Es geschieht vor unseren Augen

Wie in einem Stück von William Shakespeare wird seit Montag der Prozess um die Auslieferung von Julian Assange im Old Bailey ausgetragen, dem historischen Gericht für schwerste Kriminalfälle.

Seit fast einem Jahrzehnt konnte man nur per Video mit Julian Assange kommunizieren. Foto: bjoern from Hamburg, Germany / Wikimedia Commons / CC-BY 2.0

(KL) – Doch, es geschieht. Im Old Bailey in London, dem uralten Gericht, in dem historische britische Kriminalfälle verhandelt, historische Urteile und Fehlurteile gefällt und historische Verbrecher verurteilt wurden. Dort wird gerade verhandelt, was die Briten mit dem weltweit mit Preisen ausgezeichneten Whistleblower Julian Assange anstellen wollen. Neben Julian Assange ist auch die Pressefreiheit angeklagt, ja, eigentlich das ganze Funktionieren eines demokratischen Europas. Wir schauen gerade wie in einem alten Theater in Stratford-upon-Avon zu, wie der Mann, der die Welt über US-Kriegsverbrechen aufgeklärt hat, eben diesen USA in den Rachen geworfen wird. Wo er bis ans Ende seiner Tage in einem amerikanischen Gefängnis sitzen und sterben wird.

Wissenschaftler, Ärzte, Juristen, Prominente haben an die britische Regierung appelliert, diesen unwürdigen Schauprozess abzusagen, Julian Assange ausreisen zu lassen und für Gerechtigkeit zu sorgen. Doch leider sind die Briten nur noch Handlanger der USA, die nach Boris Johnsons „hard Brexit“ die letzte Hoffnung für das (noch) Vereinte Königreich sind, wirtschaftlich nicht komplett unterzugehen. Boris Johnson hat ihn gewollt, die Briten haben ihn dazu ermächtigt – „hard Brexit“.

Das Ergebnis dieses „Prozesses“ ist absehbar.
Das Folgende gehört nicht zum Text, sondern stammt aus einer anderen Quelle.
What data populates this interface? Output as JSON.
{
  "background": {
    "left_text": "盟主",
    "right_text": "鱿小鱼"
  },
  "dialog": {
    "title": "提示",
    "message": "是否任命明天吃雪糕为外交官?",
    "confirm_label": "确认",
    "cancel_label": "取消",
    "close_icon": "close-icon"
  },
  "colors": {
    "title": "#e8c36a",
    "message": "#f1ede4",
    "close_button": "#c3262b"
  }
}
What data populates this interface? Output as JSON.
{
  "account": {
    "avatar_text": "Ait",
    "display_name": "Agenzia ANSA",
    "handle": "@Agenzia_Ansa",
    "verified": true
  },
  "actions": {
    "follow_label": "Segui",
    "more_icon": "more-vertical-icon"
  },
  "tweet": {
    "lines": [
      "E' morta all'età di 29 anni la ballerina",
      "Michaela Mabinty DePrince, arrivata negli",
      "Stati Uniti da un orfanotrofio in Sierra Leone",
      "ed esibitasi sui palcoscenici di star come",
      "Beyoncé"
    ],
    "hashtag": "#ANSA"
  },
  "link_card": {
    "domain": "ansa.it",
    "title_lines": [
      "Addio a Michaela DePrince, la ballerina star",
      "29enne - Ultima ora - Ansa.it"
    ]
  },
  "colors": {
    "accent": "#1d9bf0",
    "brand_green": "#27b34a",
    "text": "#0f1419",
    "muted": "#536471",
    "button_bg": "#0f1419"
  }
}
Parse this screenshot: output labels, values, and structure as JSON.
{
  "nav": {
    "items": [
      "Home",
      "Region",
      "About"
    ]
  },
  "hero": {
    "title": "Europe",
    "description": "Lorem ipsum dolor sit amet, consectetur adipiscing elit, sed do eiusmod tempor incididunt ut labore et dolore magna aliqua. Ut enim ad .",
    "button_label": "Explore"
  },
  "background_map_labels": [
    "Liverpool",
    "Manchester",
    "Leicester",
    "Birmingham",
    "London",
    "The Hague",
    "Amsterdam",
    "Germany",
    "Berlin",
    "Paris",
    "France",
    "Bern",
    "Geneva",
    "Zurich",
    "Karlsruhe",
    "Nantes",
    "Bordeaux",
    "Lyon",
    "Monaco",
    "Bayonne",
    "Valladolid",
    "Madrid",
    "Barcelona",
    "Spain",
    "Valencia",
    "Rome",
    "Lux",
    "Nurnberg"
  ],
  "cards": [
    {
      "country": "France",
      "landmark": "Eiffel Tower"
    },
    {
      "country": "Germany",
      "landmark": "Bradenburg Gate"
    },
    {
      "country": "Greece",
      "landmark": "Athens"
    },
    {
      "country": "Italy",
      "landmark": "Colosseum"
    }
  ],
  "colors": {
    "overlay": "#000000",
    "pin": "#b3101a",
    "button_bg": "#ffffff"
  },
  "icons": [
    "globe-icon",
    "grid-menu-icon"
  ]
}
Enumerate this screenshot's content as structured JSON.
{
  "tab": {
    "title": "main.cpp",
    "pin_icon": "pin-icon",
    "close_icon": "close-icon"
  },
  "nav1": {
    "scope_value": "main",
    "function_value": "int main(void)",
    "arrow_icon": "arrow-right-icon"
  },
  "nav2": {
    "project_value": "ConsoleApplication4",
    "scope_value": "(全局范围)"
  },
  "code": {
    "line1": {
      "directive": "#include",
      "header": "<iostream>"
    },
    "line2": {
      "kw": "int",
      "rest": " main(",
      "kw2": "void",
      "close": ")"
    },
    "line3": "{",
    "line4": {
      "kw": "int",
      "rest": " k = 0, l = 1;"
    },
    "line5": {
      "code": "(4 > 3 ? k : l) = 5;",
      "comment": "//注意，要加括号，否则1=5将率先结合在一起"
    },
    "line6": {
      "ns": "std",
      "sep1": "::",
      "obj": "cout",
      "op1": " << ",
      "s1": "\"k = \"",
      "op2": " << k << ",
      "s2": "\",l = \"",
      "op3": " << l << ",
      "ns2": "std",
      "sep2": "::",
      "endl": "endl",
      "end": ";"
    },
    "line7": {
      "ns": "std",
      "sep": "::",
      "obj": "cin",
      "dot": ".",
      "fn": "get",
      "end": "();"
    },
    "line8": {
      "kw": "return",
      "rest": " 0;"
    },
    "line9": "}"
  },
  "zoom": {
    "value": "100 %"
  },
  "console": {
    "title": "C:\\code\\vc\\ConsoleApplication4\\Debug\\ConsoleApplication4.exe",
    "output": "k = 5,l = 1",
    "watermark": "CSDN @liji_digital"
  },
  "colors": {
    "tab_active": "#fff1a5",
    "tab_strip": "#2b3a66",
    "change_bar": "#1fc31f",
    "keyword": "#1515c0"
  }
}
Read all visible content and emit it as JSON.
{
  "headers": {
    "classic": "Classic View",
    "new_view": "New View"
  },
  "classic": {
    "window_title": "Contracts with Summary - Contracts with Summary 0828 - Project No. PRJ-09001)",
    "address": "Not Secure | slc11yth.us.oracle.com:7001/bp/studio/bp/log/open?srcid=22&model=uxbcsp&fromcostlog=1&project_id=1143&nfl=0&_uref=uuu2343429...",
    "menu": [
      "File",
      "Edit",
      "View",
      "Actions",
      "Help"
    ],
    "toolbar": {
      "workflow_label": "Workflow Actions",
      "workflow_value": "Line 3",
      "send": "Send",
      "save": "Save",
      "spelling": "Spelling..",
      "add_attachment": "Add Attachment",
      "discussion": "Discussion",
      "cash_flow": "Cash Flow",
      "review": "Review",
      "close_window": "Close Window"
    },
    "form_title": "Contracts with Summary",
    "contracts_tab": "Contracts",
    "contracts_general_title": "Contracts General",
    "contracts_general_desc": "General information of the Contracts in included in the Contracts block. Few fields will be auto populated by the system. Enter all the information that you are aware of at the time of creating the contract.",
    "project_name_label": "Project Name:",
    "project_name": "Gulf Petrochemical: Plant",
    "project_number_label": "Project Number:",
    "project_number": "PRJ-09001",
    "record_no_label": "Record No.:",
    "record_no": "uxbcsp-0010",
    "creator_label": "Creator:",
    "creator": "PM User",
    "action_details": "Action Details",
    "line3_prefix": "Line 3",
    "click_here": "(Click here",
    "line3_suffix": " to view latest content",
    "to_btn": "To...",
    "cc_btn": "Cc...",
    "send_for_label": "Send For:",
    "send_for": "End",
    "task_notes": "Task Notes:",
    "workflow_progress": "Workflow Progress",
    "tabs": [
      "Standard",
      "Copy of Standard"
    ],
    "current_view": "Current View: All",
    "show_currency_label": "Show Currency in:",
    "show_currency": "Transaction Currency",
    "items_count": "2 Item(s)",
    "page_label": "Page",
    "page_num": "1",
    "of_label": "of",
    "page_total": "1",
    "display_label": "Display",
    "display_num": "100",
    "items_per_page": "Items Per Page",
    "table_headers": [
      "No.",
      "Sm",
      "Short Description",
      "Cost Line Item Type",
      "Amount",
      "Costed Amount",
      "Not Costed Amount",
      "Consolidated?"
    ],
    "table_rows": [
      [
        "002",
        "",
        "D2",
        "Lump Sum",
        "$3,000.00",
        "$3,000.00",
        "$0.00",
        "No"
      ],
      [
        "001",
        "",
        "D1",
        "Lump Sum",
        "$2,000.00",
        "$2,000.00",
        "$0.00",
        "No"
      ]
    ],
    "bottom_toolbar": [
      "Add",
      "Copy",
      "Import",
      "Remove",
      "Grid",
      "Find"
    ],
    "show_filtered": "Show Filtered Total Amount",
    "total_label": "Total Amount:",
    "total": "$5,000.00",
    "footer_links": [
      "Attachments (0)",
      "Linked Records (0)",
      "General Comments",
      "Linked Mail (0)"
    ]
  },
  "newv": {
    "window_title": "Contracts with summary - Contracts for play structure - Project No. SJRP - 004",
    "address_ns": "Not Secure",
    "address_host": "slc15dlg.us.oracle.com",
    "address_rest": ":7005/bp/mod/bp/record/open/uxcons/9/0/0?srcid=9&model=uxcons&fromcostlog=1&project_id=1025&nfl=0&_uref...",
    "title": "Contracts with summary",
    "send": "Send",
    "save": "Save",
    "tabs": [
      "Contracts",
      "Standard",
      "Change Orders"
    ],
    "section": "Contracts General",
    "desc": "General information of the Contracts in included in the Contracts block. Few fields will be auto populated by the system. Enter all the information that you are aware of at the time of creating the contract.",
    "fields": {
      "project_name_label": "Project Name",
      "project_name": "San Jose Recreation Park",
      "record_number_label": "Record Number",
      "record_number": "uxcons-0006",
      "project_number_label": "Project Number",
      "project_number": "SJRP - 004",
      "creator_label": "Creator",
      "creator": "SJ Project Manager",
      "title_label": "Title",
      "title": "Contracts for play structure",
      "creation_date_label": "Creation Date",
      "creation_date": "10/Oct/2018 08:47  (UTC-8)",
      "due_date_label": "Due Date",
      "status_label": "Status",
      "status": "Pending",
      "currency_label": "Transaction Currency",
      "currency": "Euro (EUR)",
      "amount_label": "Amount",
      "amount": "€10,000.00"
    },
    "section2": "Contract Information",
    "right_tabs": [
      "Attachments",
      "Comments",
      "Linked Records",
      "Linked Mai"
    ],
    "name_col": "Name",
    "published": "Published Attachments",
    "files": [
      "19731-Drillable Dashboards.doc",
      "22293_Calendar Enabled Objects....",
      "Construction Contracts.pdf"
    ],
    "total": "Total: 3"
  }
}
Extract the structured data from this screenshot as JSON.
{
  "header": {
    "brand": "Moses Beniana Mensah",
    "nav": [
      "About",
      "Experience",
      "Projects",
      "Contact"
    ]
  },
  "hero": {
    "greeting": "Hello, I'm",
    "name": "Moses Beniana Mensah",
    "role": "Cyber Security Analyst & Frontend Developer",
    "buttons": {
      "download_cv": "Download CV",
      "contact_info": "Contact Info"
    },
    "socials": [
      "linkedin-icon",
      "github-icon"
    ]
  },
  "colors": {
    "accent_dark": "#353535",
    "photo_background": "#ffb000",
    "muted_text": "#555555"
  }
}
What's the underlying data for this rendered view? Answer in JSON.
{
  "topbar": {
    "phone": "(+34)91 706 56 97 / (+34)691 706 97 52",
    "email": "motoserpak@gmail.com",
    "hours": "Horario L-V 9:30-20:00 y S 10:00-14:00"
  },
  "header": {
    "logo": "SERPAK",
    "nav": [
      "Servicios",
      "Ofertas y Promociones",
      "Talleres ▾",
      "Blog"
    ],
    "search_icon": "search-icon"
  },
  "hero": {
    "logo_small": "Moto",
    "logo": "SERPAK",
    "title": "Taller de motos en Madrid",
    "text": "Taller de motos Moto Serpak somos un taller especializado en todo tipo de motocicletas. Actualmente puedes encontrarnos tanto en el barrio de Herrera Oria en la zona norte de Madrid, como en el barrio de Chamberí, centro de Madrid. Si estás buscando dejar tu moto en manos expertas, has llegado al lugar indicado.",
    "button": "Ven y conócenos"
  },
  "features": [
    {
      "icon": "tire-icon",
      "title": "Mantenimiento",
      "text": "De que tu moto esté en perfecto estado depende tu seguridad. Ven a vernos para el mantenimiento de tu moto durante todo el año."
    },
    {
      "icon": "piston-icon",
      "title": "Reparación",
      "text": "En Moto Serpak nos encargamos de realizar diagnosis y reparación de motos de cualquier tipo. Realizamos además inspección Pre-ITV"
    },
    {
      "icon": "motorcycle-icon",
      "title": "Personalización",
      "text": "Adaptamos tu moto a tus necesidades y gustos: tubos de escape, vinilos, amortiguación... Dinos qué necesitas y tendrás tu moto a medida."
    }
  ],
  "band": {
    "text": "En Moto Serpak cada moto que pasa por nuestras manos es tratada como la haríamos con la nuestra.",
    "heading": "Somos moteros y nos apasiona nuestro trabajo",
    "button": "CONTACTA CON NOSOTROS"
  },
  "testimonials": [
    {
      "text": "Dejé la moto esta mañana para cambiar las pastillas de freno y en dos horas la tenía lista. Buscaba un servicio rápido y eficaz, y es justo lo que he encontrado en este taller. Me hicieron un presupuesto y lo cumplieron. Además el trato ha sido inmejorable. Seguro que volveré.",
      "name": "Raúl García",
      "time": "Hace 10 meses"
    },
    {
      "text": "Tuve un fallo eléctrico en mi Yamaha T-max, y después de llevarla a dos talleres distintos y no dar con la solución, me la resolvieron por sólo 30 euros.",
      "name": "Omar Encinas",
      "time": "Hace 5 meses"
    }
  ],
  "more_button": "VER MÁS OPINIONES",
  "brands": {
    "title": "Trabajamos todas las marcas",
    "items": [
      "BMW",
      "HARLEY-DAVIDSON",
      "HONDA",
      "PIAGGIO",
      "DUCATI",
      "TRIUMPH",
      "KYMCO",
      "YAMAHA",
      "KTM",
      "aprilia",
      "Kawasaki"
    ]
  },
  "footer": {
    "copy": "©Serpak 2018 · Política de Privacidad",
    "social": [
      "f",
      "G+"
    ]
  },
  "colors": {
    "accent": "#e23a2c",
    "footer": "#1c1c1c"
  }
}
Die USA wollen Rache, die USA wollen ein Exempel statuieren. Und wir schauen zu. Die Begründung, warum die Bundesregierung nicht eingreift, ist der Versuch der Quadratur des Kreises. Man wisse ja, dass Großbritannien ein vorbildlicher Rechtsstaat sei und genau deswegen würde man nicht in London vorstellig werden, hieß es in Berlin. Also sich darauf verlassen, dass Boris Johnson nicht Julian Assange gegen ein Handelsabkommen tauschen wird. Sprich: nichts tun. Zuschauen. Diejenigen, die jetzt handeln könnten, dies aber nicht tun, machen sich schuldig an dem, was Julian Assange nun passieren wird.

Die Proteste gegen die mögliche Auslieferung Assanges an die USA umspannen den Globus. Kein vernünftig denkender Mensch kann Assange dafür schuldig sprechen, dass dieser seinen Job als Journalist gemacht hat. Der die Welt darüber informiert hat, was für Kriegsverbrechen die USA begangen haben, speziell im Irak, aber natürlich auch in Afghanistan. Die schwedischen Versuche, ihm eine doppelte Vergewaltigung anzuhängen, schlugen fehl. Nur, bis es soweit war, vergingen acht lange Jahre, die Julian Assange politisches Asyl in der Botschaft Ecuadors „genoss“, eingeschlossen in einem winzigen Studio mit Kochzeile, von der britischen Polizei abgeschottet und weitestgehend isoliert. Bis Ecuador das Asyl kündigte und die britische Polizei einen schlimm gealterten Julian Assange aus der Botschaft zerrte.

Aber eigentlich weiß das ja jeder. Alle finden es schlimm. Jeder kennt die Zahl – 175 Jahre Gefängnis erwarten Julian Assange in den USA. Warum eigentlich nicht 10.000 Jahre? Furchtbar. Und unsere Regierungen schauen zu. In unserem Namen.

Noch gäbe es Möglichkeiten, Druck auf die Briten auszuüben, ihnen Sanktionen anzudrohen und diese unverzüglich umsetzen – es geht um nicht weniger als einen der Pfeiler einer Demokratie. Es nützt wenig, in schönen Sonntagsreden auf das große Engagement für Whistleblower zu schwadronieren, wenn man dann, wenn es darauf ankommt, schweigt.

Eine Verurteilung und Abschiebung von Julian Assange würde eine neue Ära einläuten. Eine Ära, die in vielen verstörenden Romanen schon ersonnen wurde und die alles andere als gut ist. Und bis zum letzten Urteil in letzter Instanz heißt es weiter hoffen, dass Europa das verteidigt, was Europa am teuersten sein sollte – die Demokratie.